Metadata Scraping

Table of Contents
  1. Scraper Types
  2. Supported Scrapers
  3. Scraper Operation
    1. Included Scrapers
    2. Managing Scrapers
      1. Source URLs
    3. Adding Scrapers manually
    4. Using Scrapers
      1. Fragment Scraper
      2. Search Scraper
      3. URL Scraper
    5. Tagger View
    6. Identify Task

Stash supports scraping of metadata from various external sources.

Scraper Types

Type Description
Fragment Uses existing metadata for an Item and match it to a result from a metadata source.
Search/By Name Uses a provided query string to search a metadata source for a list of matches for the user to pick from.
URL Extracts metadata from a given URL.

Supported Scrapers

  Fragment Search URL
gallery ✔️   ✔️
movie     ✔️
performer   ✔️ ✔️
scene ✔️ ✔️ ✔️

Scraper Operation

Included Scrapers

Stash provides the following built-in scrapers:

Scraper Description
Freeones search Performer scraper for
Auto Tag Scene fragment scraper that matches existing performers, studio and tags using the filename.

Managing Scrapers

Scrapers can be installed and managed from the Settings > Metadata Providers page.

Scrapers are installed using the Available Scrapers section. This section allows configuring sources from which to install scrapers. The Community (stable) source is configured by default. This source contains scrapers for the current stable version of stash.

These are the scraper sources maintained by the stashapp organisation:

Name Source URL Recommended Local Path Notes
Community (stable) stable For the current stable version of stash.
Community (develop) develop For the develop version of stash.

Installed scrapers can be updated or uninstalled from the Installed Scrapers section.

Source URLs

The source URL must return a yaml file containing all the available packages for the source. An example source yaml file looks like the following:

- id: <package id>
  name: <package name>
  version: <version>
  date: <date>
  - <ids of packages required by this package (optional)>
  - ...
  path: <path to package zip file>
  sha256: <sha256 of zip>
    <optional key/value pairs for extra information>
- ...

Path can be a relative path to the zip file or an external URL.

Adding Scrapers manually

By default, Stash looks for scraper configurations in the scrapers sub-directory of the directory where the stash config.yml is read. This will either be the $HOME/.stash directory or the current working directory.

Scrapers are added manually by placing yaml configuration files (format: scrapername.yml) in the scrapers directory.

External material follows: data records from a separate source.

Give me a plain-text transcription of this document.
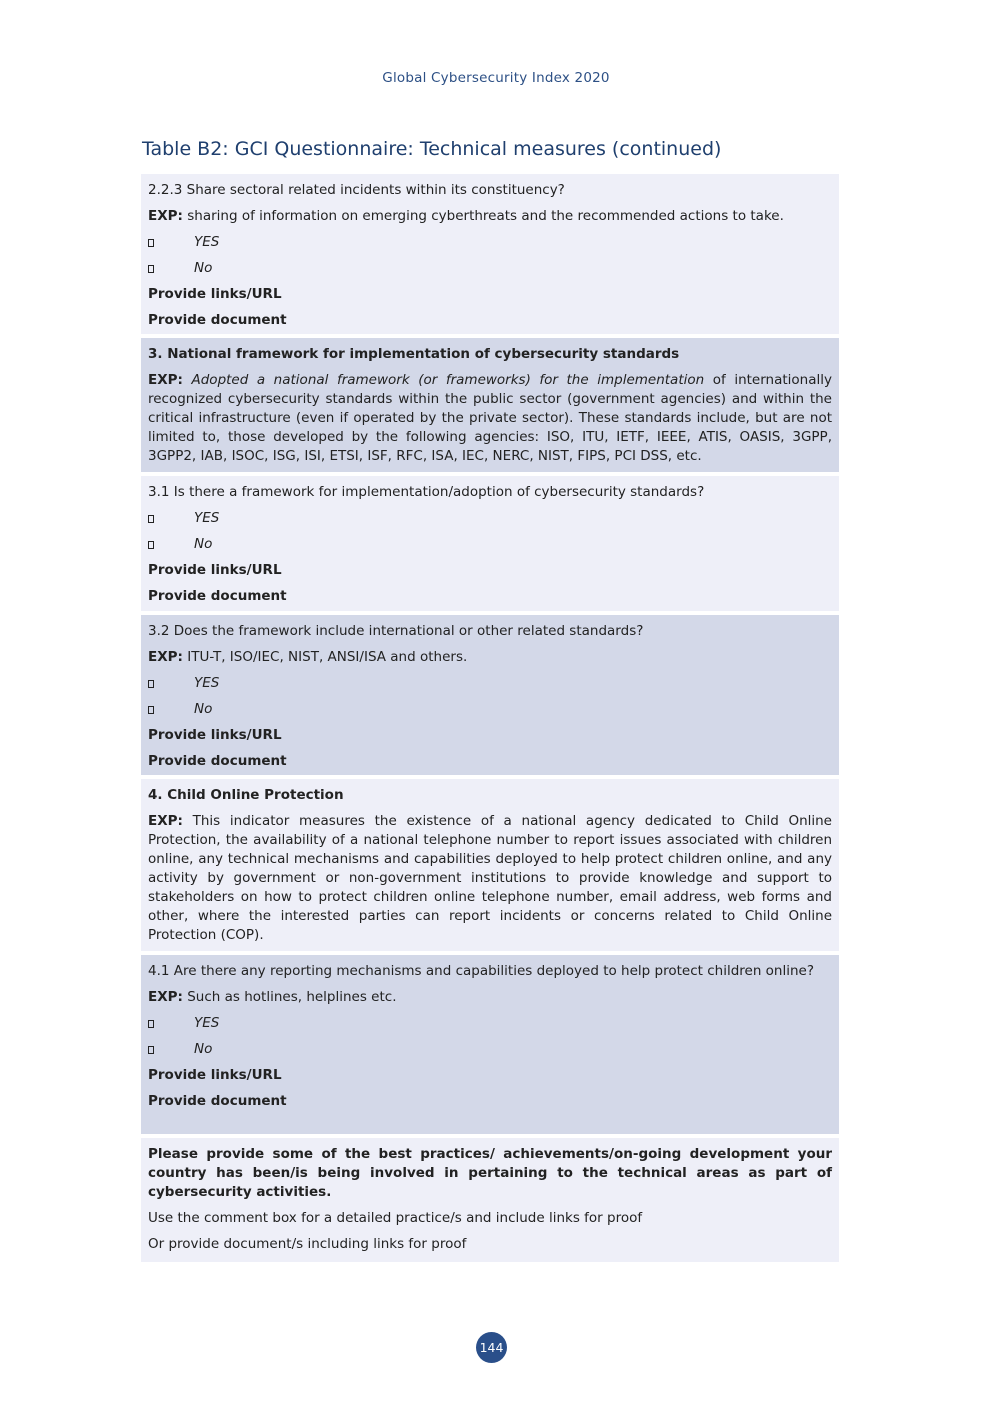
Global Cybersecurity Index 2020
Table B2: GCI Questionnaire: Technical measures (continued)

2.2.3 Share sectoral related incidents within its constituency?

EXP: sharing of information on emerging cyberthreats and the recommended actions to take.

YES
No

Provide links/URL

Provide document

3. National framework for implementation of cybersecurity standards

EXP: Adopted a national framework (or frameworks) for the implementation of internationally recognized cybersecurity standards within the public sector (government agencies) and within the critical infrastructure (even if operated by the private sector). These standards include, but are not limited to, those developed by the following agencies: ISO, ITU, IETF, IEEE, ATIS, OASIS, 3GPP, 3GPP2, IAB, ISOC, ISG, ISI, ETSI, ISF, RFC, ISA, IEC, NERC, NIST, FIPS, PCI DSS, etc.

3.1 Is there a framework for implementation/adoption of cybersecurity standards?

YES
No

Provide links/URL

Provide document

3.2 Does the framework include international or other related standards?

EXP: ITU-T, ISO/IEC, NIST, ANSI/ISA and others.

YES
No

Provide links/URL

Provide document

4. Child Online Protection

EXP: This indicator measures the existence of a national agency dedicated to Child Online Protection, the availability of a national telephone number to report issues associated with children online, any technical mechanisms and capabilities deployed to help protect children online, and any activity by government or non-government institutions to provide knowledge and support to stakeholders on how to protect children online telephone number, email address, web forms and other, where the interested parties can report incidents or concerns related to Child Online Protection (COP).

4.1 Are there any reporting mechanisms and capabilities deployed to help protect children online?

EXP: Such as hotlines, helplines etc.

YES
No

Provide links/URL

Provide document

Please provide some of the best practices/ achievements/on-going development your country has been/is being involved in pertaining to the technical areas as part of cybersecurity activities.

Use the comment box for a detailed practice/s and include links for proof

Or provide document/s including links for proof

144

⚠️ Note: Some scrapers may require more than just the yaml file, consult the individual scraper documentation

After the yaml files are added, removed or edited while stash is running, they can be reloaded going to Settings > Metadata Providers > Scrapers and clicking Reload Scrapers.

Using Scrapers

Fragment Scraper

Click on the Scrape With... button in the edit tab of an item, then select the scraper you wish to use.

Search Scraper

Click on the 🔍 button in the edit tab of an item. You will be presented with a search dialog with a pre-populated query to search for, after searching you will be presented with a list of results to pick from

URL Scraper

Enter the URL in the edit tab of an Item. If a scraper is installed that supports that url, then a button will appear to scrape the metadata.

Tagger View

The Tagger view is accessed from the scenes page. It allows the user to run scrapers on all items on the current page. The Tagger presents the user with potential matches for an item from a selected stash-box instance or metadata source if supported. The user needs to select the correct metadata information to save.

When used in combination with stash-box, the user can optionally submit scene fingerprints to contribute to a stash-box instance. A scene fingerprint consists of any generated hashes (phash, oshash, md5) and the scene duration. Fingerprint submissions are associated with your stash-box account. Submitting fingerprints assists others in matching their files, because stash-box returns a count of matching user submitted fingerprints with every potential match.

  Has Tagger Source Selection
performer ✔️  
scene ✔️ ✔️

Identify Task

This task iterates through your Scenes and attempts to identify the scene using a selection of scraping sources. This task can be found under Settings -> Tasks -> "Identify..." (Button). For more information see the Tasks > Identify page.